Тощая фарфоровая корова, или масленка, после продажи едва ли послужила бы обоим супругам питающей дойной коровой дольше одного дня, если бы ее не сопровождали семь монархов (а именно прескверные их гравированные портреты) в качестве придачи, за которую сгорбленная посредница выторговала немного топленого масла. «Censeo» — сказал поэтому Фирмиан. Многие читатели моей повести наверно еще помнят, что когда он недавно распределял среди вещей уведомления о кончине, то не обратил особенного внимания на салфетки, лежавшие столь близко от клетчатого платья; однако теперь он и для них сделался зловещей совой и священником, напутствующим висельников, и почти поголовно истребил их. Когда их не стало, он, незадолго до Мартинова дня, между прочим заметил, что налицо еще имеется салфеточный пресс, которому, однако, решительно нечего делать и прессовать. «Раз уж так получилось, — продолжал он, повеселев, — то пресс, конечно, может получить отпуск до тех пор, пока мы сами не выберемся начисто из-под лощильного, маслинного и салфеточного пресса судьбы и сможем подвязать себе в петлицу возвратившиеся салфетки». — Сначала он даже намеревался было направить погребальное шествие в обратном порядке и предпослать салфеткам пресс в качестве форзаца и форрейтора, чтобы вместе с процессией обернуть и силлогизм: «Я не знаю, к чему нам салфетки и как мы их будем гладить, пока пресс не вернется домой».
Я твердо и крепко убежден, что здесь большинство читателей, подобно Ленетте, будут всплескивать руками над головой и причитать над моим торговым консулом Зибенкэзом и над его ганзейским союзом со всякими торгашами. «Вот шалый человек! Ведь так ты станешь нищим: спустил такие прекрасные вещи!» — Фирмиан каждый раз отвечал ей: «Значит, я должен упасть на колени и выть и, словно еврей, с горя разрывать на себе и без того разорванный сюртук и выдергивать волосы, хотя скорбь часто выщипывает их за одну ночь. Разве недостаточно твоего вытья, разве ты не служишь мне заправской плакальщицей, словно римская praefica? Но я тебе клянусь, жена, так торжественно, словно я стою на свиной щетине:[80] если богу, сотворившему меня столь веселым, угодно, чтобы я расхаживал по всему городу с восемью тысячами дыр в сюртуке, в рваных чулках и в сапогах без подошв, если мне суждено все больше беднеть (тут его глаза невольно увлажнились, и голос дрогнул), то пусть чорт меня заберет и до смерти заколотит кисточкой своего хвоста, если в ответ на все это я не буду петь и смеяться, — а кто вздумает скорбеть обо мне, тому я в лицо скажу, что он глупец. Честное слово! Апостолы и Диоген, и Эпиктет, и Сократ редко имели одежду без дыр и совсем не имели рубашки, — так чего же нашему брату в этот мещанский век сокрушаться о таком пустяке».
Ты прав, мой Фирмиан!
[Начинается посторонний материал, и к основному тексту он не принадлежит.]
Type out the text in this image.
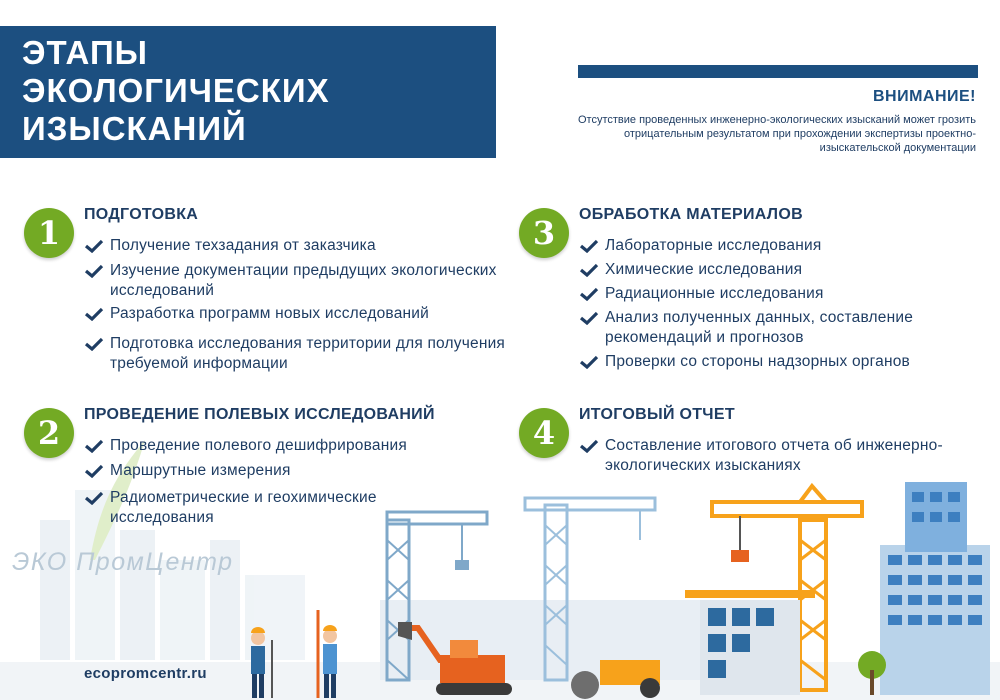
ЭТАПЫ
ЭКОЛОГИЧЕСКИХ
ИЗЫСКАНИЙ
ВНИМАНИЕ!
Отсутствие проведенных инженерно-экологических изысканий может грозить отрицательным результатом при прохождении экспертизы проектно-изыскательской документации
1	ПОДГОТОВКА
Получение техзадания от заказчика
Изучение документации предыдущих экологических исследований
Разработка программ новых исследований
Подготовка исследования территории для получения требуемой информации
2	ПРОВЕДЕНИЕ ПОЛЕВЫХ ИССЛЕДОВАНИЙ
Проведение полевого дешифрирования
Маршрутные измерения
Радиометрические и геохимические исследования
3	ОБРАБОТКА МАТЕРИАЛОВ
Лабораторные исследования
Химические исследования
Радиационные исследования
Анализ полученных данных, составление рекомендаций и прогнозов
Проверки со стороны надзорных органов
4	ИТОГОВЫЙ ОТЧЕТ
Составление итогового отчета об инженерно-экологических изысканиях
ЭКО ПромЦентр
ecopromcentr.ru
Презирай узкое сердце окружающих тебя больших платяных молей и засевших в мебели человекоподобных жучков. А вы, бедняги, читающие теперь эти строки, — сидите ли вы в университетах, или в канцеляриях, или даже в пасторских жилищах, и, быть может, не имеющие не только черной, но и вообще никакой приличной целой шляпы, — возвысьтесь над обабившейся современностью до величия греческих и римских времен, когда благородный человек, словно изваяние Геркулеса, не стыдился пребывать без храма и без одежд; не допускайте лишь, чтобы ваш дух оскудел вместе со средствами, и тогда вы сможете гордо поднять голову к объятому трепетным полярным сиянием небу, на котором, однако, сквозь просветы близкой кровавой бури мерцают вечные звезды!